草薙護堂は今現在、二つの権能を所持している。第六天波旬・友情と黄泉帰りだ。友情の権能は波旬がドラマCDの様な存在で神だったらという他者が存在するだけで自己強化する権能。

 

そして黄泉帰りはその名の通り不死の権能だ。バラバラにされても再生などはしない。元々カンピオーネが持つ人間離れした回復力に頼るしかない。

 

しかし草薙護堂は昔からトラックに跳ねられそうになっても、ぶつかったトラックが大破するという頑丈さ。おまけに大人数と喧嘩して金属バットや瓶で殴られたとしても無傷なのだ。

 

「ほう、その力は! お主は本来は存在しない神話の邪神を屠ったのだな」

 

「その身から溢れる呪力! 益々高まる一方だ。手が付けられなくなるうちに倒してしまおう」

 

ここで問題。図体がでかいとどうなりますか? 答え。当てやすい。ただのストレート。

 

「オラァ! 先ずは一体」

 

例え、オリジナルに劣るカンピオーネ版まつろわぬ波旬より更に劣る波旬の権能でもカンピオーネ世界では無敵に近い性能を誇る。

 

「お主の力は他者と繋がっているお陰で発揮できる代物。
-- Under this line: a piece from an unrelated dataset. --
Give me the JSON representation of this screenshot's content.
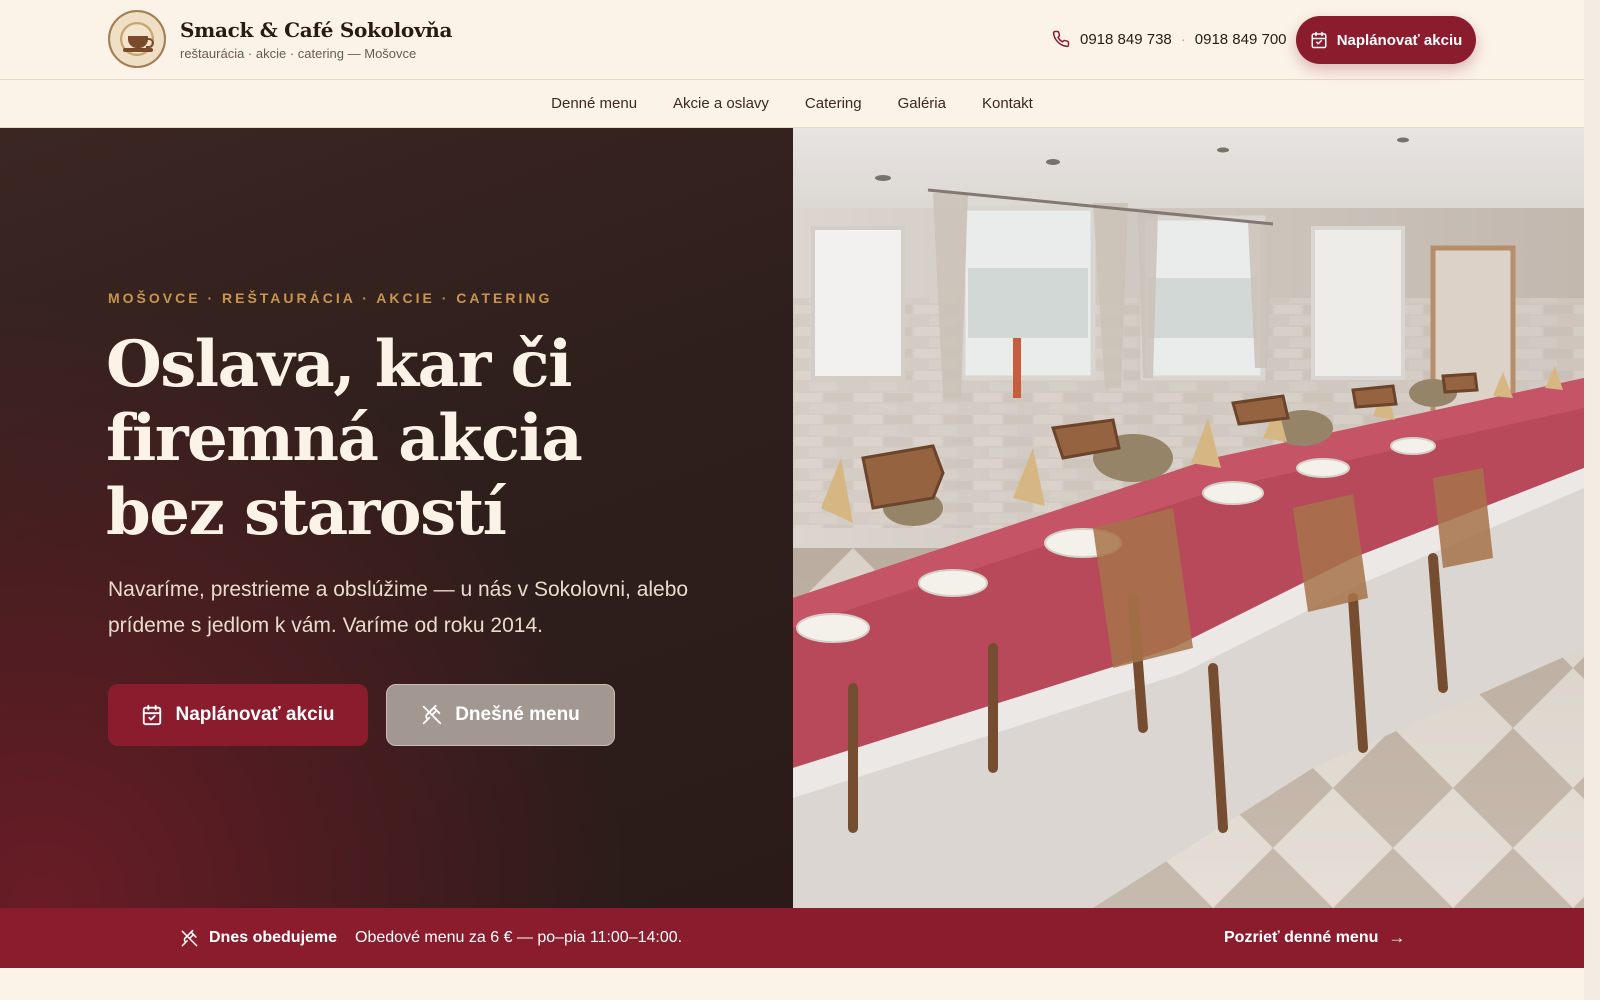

斬らせてもらおうか」

 

ウルスラグナが黄金の剣で護堂を斬りつけたが、護堂には一切のダメージは通っていなかった。

 

「何故だ! 我が神を貶める黄金の剣が効かないなど!」

 

「当たり前だろぉ? 桁が違えば通用するわけ無いだろ。さっさと死ねや」

 

一瞬でウルスラグナとの距離を縮めて、腕を振るう。例え、直接攻撃を避けたとしても腕を振った圧で即死なのだから。

 

そしてその場に最後まで残ったのは魔王である草薙護堂だった。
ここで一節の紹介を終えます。